Monday, November 07, 2005

Crime and Punishment I - Remorse

http://news.yahoo.com/s/ap/20051107/ap_on_re_us/arsenic_death

Ann Miller Kontz drafts an eloquent mea culpa talking about just how remorseful she is for killing her husband, her daughter's father, with a motive somehow connected with an affair she was having at the time.

Now the important part: the remorse comes after years of denying any involvement in the murder, in the course of a plea bargain when it became likely the prosecutors had sufficient evidence to convict. After the issue of whether the statements made by her dead lover (he committed suicide) to his attorney were still protected by attorney/client privilege went to the North Carolina Supreme Court (twice), and were ultimately released, implicating her. She plead guilty to second degree murder rather than the first degree murder of which she was clearly guilty.

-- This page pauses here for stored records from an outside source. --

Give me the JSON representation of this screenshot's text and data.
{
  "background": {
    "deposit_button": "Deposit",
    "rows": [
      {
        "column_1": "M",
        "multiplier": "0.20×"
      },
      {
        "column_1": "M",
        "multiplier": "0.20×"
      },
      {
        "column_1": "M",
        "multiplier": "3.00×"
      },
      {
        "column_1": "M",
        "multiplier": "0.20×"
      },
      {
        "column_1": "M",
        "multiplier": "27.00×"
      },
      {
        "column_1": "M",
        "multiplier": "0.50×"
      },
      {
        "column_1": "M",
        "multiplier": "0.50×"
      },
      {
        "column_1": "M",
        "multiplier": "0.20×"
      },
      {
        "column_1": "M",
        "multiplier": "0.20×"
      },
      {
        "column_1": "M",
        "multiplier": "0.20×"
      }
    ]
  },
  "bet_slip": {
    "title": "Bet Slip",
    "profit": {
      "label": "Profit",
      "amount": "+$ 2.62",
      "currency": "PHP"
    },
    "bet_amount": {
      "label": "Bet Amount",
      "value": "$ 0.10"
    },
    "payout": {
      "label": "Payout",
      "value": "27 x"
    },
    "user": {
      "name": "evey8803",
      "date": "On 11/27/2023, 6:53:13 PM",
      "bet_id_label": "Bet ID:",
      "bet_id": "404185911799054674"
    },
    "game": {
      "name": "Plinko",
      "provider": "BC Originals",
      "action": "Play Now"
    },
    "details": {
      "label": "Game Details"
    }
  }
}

This is after she blithefuly remarried. "Miller" is a relict of the man she killed.

Now, I'm sure she would like us to believe that she was actually ripped up inside all the while, keeping a brave face so her daughter would not have to live with the knowledge that her mother very intentionally killed her father with arsenic (aka: the truth). All the benefits accruing to our Ann herself (freedom, new family) were a byproduct of her sacrifice for her daughter. Undoubtedly she engaged in personal mortifications of the flesh and spirit on a regular basis.

This just happened to be the story today. We've seen the "remorse" a thousand times by people implicated beyond extrication, usually after they have forced some commonwealth to spend enormous effort and money that could have gone elsewhere to bring them to heel, as in this case - an offense against their fellow citizens, if nothing else: continuing evidence of bad faith.

Remorse means you will make a sacrifice to make what amends you can, to your victim, to society which you injured in a variety of ways, to the truth if you've lied. It does not mean pleading guilty to a lesser crime than you have committed, which will STILL keep you in prison until your child is grown and - one would hope but humans are contemptible things - your new unmurdered husband will have moved on.

Crime and remorse? True remorse? Live-changing remorse rather than oops-I-really-screwed-myself regret? It happens - with about the same ratio of gold to lead in the earth's dirty crust.